Agli Stati Uniti serve un leader buono che possa unificare e non dividere. E per il governatore di New York, Andrew Cuomo, quest’uomo è Joe Biden. Lo ha ribadito più volte durante la Convention democratica. Poco dopo il suo intervento però arriva puntuale la risposta del presidente Donald Trump: “Non ha buona memoria” twitta e accompagna il messaggio con una dichiarazione attribuita da un account trumpiano a Cuomo in cui il governatore avrebbe lodato l’operato di Trump contro l’epidemia.

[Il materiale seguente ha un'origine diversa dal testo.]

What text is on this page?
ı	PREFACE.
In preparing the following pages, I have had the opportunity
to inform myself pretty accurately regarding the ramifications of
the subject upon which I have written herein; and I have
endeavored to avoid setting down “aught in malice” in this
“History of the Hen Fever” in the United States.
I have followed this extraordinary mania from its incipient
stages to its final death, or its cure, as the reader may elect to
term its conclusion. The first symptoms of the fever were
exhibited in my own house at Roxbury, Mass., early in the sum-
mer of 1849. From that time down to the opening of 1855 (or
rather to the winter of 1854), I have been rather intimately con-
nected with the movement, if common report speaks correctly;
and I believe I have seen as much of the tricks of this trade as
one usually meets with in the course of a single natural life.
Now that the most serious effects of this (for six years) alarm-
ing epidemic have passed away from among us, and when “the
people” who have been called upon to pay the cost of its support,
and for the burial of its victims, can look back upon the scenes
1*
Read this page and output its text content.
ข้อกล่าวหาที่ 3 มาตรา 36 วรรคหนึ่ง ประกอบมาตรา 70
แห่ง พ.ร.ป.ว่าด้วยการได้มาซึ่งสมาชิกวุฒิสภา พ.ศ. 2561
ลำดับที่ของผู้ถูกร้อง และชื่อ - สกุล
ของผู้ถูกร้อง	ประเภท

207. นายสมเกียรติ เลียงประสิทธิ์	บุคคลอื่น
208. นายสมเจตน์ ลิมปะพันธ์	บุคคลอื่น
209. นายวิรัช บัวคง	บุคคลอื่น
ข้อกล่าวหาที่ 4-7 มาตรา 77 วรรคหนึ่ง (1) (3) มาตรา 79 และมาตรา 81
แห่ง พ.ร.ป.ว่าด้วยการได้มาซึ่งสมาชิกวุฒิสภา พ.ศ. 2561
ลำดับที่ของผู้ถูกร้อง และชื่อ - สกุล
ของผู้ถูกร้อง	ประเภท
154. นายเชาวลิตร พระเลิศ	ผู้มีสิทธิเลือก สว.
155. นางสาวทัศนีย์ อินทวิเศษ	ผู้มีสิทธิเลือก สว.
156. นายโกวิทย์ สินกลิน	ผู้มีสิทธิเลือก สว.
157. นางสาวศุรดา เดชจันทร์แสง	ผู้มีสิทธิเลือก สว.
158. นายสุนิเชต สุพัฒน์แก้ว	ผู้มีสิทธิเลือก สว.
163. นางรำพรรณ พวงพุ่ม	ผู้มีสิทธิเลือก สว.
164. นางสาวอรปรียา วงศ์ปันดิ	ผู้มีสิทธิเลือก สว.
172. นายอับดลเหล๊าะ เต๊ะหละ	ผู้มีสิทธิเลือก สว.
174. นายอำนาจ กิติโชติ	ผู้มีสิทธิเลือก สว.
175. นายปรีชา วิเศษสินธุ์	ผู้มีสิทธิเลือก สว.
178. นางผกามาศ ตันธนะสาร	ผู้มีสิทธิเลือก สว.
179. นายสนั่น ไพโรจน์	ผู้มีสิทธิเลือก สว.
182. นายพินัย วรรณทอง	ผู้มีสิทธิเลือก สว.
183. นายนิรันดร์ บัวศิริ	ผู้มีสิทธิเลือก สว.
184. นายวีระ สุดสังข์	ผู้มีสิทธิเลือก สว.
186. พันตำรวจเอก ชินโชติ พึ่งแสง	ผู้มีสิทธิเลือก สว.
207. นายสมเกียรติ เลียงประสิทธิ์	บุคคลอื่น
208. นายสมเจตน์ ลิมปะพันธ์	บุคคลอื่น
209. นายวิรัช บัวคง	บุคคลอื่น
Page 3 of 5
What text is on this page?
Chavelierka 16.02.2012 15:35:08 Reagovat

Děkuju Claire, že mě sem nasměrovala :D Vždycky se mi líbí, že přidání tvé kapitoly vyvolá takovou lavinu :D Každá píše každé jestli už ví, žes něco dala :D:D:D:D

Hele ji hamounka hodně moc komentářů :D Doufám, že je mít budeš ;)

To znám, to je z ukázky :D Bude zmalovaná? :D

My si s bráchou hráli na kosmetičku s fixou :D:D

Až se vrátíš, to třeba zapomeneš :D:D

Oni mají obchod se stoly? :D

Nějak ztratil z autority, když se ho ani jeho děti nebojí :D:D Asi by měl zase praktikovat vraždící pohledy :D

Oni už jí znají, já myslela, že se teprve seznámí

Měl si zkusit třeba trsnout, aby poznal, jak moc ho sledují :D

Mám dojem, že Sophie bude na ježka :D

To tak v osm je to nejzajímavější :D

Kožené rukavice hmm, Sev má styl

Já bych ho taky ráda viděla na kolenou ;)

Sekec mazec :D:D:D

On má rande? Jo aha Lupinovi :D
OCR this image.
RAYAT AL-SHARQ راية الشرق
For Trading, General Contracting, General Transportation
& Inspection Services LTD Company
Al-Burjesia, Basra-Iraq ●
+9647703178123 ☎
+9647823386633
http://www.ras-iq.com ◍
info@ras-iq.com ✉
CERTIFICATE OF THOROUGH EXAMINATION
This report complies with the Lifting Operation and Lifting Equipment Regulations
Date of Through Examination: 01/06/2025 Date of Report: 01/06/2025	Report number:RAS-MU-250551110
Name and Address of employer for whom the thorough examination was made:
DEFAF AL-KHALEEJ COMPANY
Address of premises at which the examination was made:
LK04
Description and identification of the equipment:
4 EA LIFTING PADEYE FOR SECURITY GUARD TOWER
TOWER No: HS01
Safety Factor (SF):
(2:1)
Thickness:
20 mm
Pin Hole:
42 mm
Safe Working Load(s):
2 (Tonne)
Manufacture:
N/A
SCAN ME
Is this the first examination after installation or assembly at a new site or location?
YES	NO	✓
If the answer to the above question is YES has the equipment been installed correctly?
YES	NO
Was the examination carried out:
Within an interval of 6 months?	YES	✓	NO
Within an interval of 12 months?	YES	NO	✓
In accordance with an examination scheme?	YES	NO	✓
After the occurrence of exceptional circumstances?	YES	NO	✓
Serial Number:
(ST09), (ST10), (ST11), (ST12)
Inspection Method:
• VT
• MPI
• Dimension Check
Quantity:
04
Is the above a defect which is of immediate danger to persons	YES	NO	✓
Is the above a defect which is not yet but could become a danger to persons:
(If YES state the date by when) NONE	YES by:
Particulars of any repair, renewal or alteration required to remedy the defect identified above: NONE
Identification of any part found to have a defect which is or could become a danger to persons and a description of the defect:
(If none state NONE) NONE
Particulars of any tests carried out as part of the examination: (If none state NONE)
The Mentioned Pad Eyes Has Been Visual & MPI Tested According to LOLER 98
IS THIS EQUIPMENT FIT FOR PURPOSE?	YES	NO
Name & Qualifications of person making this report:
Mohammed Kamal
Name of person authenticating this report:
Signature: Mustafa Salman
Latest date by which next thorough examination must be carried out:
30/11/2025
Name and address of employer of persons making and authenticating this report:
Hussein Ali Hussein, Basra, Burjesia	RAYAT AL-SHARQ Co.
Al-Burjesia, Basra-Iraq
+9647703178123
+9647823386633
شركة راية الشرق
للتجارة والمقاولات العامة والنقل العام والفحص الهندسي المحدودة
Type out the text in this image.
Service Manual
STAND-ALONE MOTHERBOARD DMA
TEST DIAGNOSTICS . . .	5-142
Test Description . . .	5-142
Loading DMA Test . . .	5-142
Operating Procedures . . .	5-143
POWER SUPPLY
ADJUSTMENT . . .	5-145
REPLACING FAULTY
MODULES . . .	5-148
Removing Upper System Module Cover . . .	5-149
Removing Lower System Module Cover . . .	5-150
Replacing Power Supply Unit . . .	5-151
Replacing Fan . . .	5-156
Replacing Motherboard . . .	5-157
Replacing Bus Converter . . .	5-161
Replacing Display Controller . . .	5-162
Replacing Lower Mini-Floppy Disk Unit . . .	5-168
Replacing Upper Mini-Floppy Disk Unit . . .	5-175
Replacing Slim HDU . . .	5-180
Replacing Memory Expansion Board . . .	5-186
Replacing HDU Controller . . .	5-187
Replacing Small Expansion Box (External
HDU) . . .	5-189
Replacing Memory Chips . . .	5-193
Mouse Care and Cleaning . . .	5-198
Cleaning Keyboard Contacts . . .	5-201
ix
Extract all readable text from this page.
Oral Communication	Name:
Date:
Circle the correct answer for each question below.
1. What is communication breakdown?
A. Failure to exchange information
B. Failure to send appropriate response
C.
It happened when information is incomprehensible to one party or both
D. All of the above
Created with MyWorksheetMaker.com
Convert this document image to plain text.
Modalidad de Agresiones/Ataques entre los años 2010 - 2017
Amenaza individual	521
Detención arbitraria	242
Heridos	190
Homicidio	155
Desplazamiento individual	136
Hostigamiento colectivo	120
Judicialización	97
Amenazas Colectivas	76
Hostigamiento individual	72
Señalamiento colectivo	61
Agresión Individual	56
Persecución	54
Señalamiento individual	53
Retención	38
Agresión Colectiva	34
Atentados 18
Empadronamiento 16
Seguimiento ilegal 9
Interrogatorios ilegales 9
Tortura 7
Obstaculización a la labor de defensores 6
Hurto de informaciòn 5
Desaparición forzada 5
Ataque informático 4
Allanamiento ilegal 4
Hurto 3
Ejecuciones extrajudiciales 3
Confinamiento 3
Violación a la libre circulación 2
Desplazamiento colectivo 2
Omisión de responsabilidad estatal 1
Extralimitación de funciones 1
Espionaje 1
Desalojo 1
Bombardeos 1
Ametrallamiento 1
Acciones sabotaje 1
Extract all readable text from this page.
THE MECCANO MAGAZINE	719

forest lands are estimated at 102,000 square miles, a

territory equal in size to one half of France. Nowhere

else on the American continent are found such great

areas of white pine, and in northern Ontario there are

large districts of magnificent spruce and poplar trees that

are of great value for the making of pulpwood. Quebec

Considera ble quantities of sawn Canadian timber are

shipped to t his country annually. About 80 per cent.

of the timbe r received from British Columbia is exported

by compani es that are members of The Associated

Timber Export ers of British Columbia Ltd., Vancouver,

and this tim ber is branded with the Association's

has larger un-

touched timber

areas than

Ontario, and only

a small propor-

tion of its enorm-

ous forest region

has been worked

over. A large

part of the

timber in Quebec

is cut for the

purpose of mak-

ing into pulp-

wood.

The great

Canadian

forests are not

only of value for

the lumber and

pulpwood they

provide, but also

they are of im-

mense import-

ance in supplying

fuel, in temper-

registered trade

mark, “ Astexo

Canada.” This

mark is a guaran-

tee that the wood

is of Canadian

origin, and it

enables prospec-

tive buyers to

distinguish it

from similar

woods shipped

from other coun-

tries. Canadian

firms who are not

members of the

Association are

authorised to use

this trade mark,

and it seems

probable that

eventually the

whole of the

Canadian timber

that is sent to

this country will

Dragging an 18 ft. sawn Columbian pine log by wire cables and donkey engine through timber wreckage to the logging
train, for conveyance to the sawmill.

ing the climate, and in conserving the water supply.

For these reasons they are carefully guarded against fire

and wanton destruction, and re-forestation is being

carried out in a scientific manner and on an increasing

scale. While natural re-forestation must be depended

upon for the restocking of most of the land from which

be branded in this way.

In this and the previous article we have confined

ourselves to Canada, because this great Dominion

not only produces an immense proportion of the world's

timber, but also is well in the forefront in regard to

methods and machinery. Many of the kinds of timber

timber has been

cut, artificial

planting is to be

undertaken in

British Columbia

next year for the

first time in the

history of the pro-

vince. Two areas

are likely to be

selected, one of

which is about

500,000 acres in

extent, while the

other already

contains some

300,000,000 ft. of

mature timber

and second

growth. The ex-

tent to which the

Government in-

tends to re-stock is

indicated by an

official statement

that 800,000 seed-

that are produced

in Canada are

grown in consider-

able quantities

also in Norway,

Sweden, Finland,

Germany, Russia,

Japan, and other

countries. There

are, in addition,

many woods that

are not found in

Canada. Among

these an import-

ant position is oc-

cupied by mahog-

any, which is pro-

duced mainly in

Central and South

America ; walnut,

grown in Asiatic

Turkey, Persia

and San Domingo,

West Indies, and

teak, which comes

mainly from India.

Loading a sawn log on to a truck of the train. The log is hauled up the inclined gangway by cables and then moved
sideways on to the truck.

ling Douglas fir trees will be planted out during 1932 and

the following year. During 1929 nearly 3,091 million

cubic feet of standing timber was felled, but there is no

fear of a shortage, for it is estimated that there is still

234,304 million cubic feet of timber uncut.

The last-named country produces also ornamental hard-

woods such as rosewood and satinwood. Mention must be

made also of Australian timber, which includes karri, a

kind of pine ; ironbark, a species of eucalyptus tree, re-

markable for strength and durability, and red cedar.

Difficile prevedere cosa succederà da qui a novembre, quando si voterà per le presidenziali, ed è ancora presto per dare per sconfitto l’attuale presidente Usa. Sicuramente sarà decisivo nel voto la diffusione del Covid e la risposta degli Usa nei prossimi mesi. Perché con l’epidemia l’America si è scoperta debolissima e sulla crisi economica di queste settimane si giocherà una fetta importante della partita elettorale.